Le Vietnam interdit le glyphosate

Laurent Vogel

Laurent Vogel

Chercheur – Institut Syndical Européen

Le Vietnam a décidé d’interdire tous les herbicides contenant du glyphosate. Il s’agit d’un nouveau coup dur pour le Roundup, produit phare de la multinationale Monsanto, devenue propriété du géant de l’agrochimie Bayer.

La décision de principe est intervenue le 27 mars peu après qu’un jury californien avait condamné la firme à indemniser une des victimes du Roundup. Elle est entrée rapidement en pratique. Le 10 avril, le ministère de l’agriculture et du développement rural vietnamien a retiré cet herbicide de la liste de produits autorisés.

L’administration Trump s’est alignée immédiatement du côté de Bayer-Monsanto et a condamné la décision du Vietnam. Reprenant l’argument habituel du lobby des pesticides, le ministre de l’agriculture des Etats-Unis Sonny Perdue a commenté: « Si nous voulons nourrir dix milliards de personnes en 2050, les agriculteurs du monde entier doivent avoir accès à tous les outils et technologies à leur disposition ».

Le Vietnam n’est pas le premier pays à interdire le glyphosate. En octobre 2015, le Sri Lanka avait pris la même décision à la suite de la publication d’une étude portant sur la toxicité rénale du glyphosate parmi les agriculteurs du secteur rizicole qui a causé plus de 20.000 décès dans ce pays. Le glyphosate interagit avec des métaux lourds contenus dans la terre. Sous la pression des Etats-Unis, le Sri Lanka avait ensuite suspendu partiellement l’interdiction en autorisant de nouveau l’utilisation de glyphosate dans les plantations d’hévéas et de thé. En 2013, le Salvador avait adopté la même position. Dans ce cas aussi, les pressions extérieures ont poussé le président de l’époque Mauricio Funes à ne pas faire appliquer l’interdiction malgré le grave impact sanitaire du produit.
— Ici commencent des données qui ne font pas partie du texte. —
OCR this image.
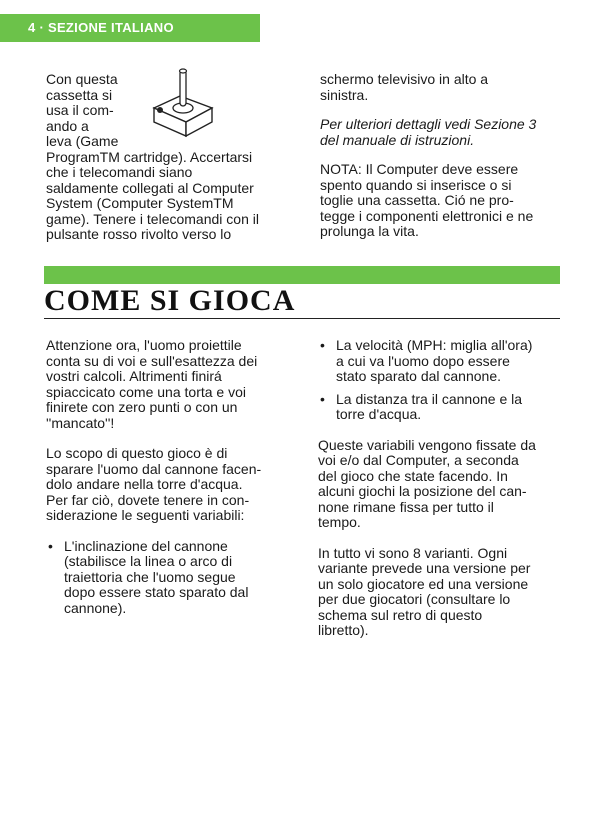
4 · SEZIONE ITALIANO

Con questa

cassetta si

usa il com-

ando a

leva (Game

ProgramTM cartridge). Accertarsi

che i telecomandi siano

saldamente collegati al Computer

System (Computer SystemTM

game). Tenere i telecomandi con il

pulsante rosso rivolto verso lo

schermo televisivo in alto a

sinistra.

Per ulteriori dettagli vedi Sezione 3

del manuale di istruzioni.

NOTA: Il Computer deve essere

spento quando si inserisce o si

toglie una cassetta. Ció ne pro-

tegge i componenti elettronici e ne

prolunga la vita.

COME SI GIOCA

Attenzione ora, l'uomo proiettile

conta su di voi e sull'esattezza dei

vostri calcoli. Altrimenti finirá

spiaccicato come una torta e voi

finirete con zero punti o con un

''mancato''!

Lo scopo di questo gioco è di

sparare l'uomo dal cannone facen-

dolo andare nella torre d'acqua.

Per far ciò, dovete tenere in con-

siderazione le seguenti variabili:

• L'inclinazione del cannone

(stabilisce la linea o arco di

traiettoria che l'uomo segue

dopo essere stato sparato dal

cannone).

• La velocità (MPH: miglia all'ora)

a cui va l'uomo dopo essere

stato sparato dal cannone.

• La distanza tra il cannone e la

torre d'acqua.

Queste variabili vengono fissate da

voi e/o dal Computer, a seconda

del gioco che state facendo. In

alcuni giochi la posizione del can-

none rimane fissa per tutto il

tempo.

In tutto vi sono 8 varianti. Ogni

variante prevede una versione per

un solo giocatore ed una versione

per due giocatori (consultare lo

schema sul retro di questo

libretto).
Si la multinationale Monsanto a obtenu un succès important en novembre 2017 avec le renouvellement de l’autorisation du glyphosate sur le marché de l’Union européenne pour une période de cinq ans, les conditions dans lesquelles cette autorisation a été arrachée rendent la question particulièrement sensible. Elle indique la mainmise de l’industrie sur les agences réglementaires européennes qui ont traité ce dossier et la subordination de la commission européenne au lobby des pesticides. Il est vraisemblable que le nouveau Parlement européen, qui sera élu en mai 2019, devra reprendre l’examen de ce dossier. Dans différents domaines, les développements récents soulignent le danger de ce produit.

Depuis mars 2017, la Californie oblige les producteurs à étiqueter les pesticides contenant du glyphosate de manière à informer les utilisateurs du caractère cancérigène du produit. Peu après, pendant l’été 2017, la justice des Etats-Unis imposaient à Monsanto de donner accès à ses archives. Les “Monsanto papers” illustraient la stratégie d’infiltration des milieux scientifiques afin de promouvoir le doute sur les rapports entre le glyphosate et le cancer.

Le Vietnam est sans doute le pays du monde qui a le plus souffert des activités de Monsanto. Pendant la guerre du Vietnam, Monsanto et Dow Chemical ont réalisé d’immenses profits en produisant pour l’armée des Etats-Unis un défoliant puissant, l’agent Orange. L’objectif était de détruire la végétation dans des zones rurales acquises à l’insurrection. Les concentrations toxiques étaient 13 fois plus élevées que dans l’utilisation habituelle comme pesticide à des fins civiles. L’agent Orange a des conséquences désastreuses non seulement sur la santé des personnes exposées mais aussi sur leur descendance. Les enfants de personnes exposées sont affectés par ders malformations congénitales, des cancers, de la cécité. Selon l’association vietnamienne des victimes de l’« agent orange », plus de trois millions de Vietnamiens sont encore affectés par les conséquences de ce crime militaro-industriel.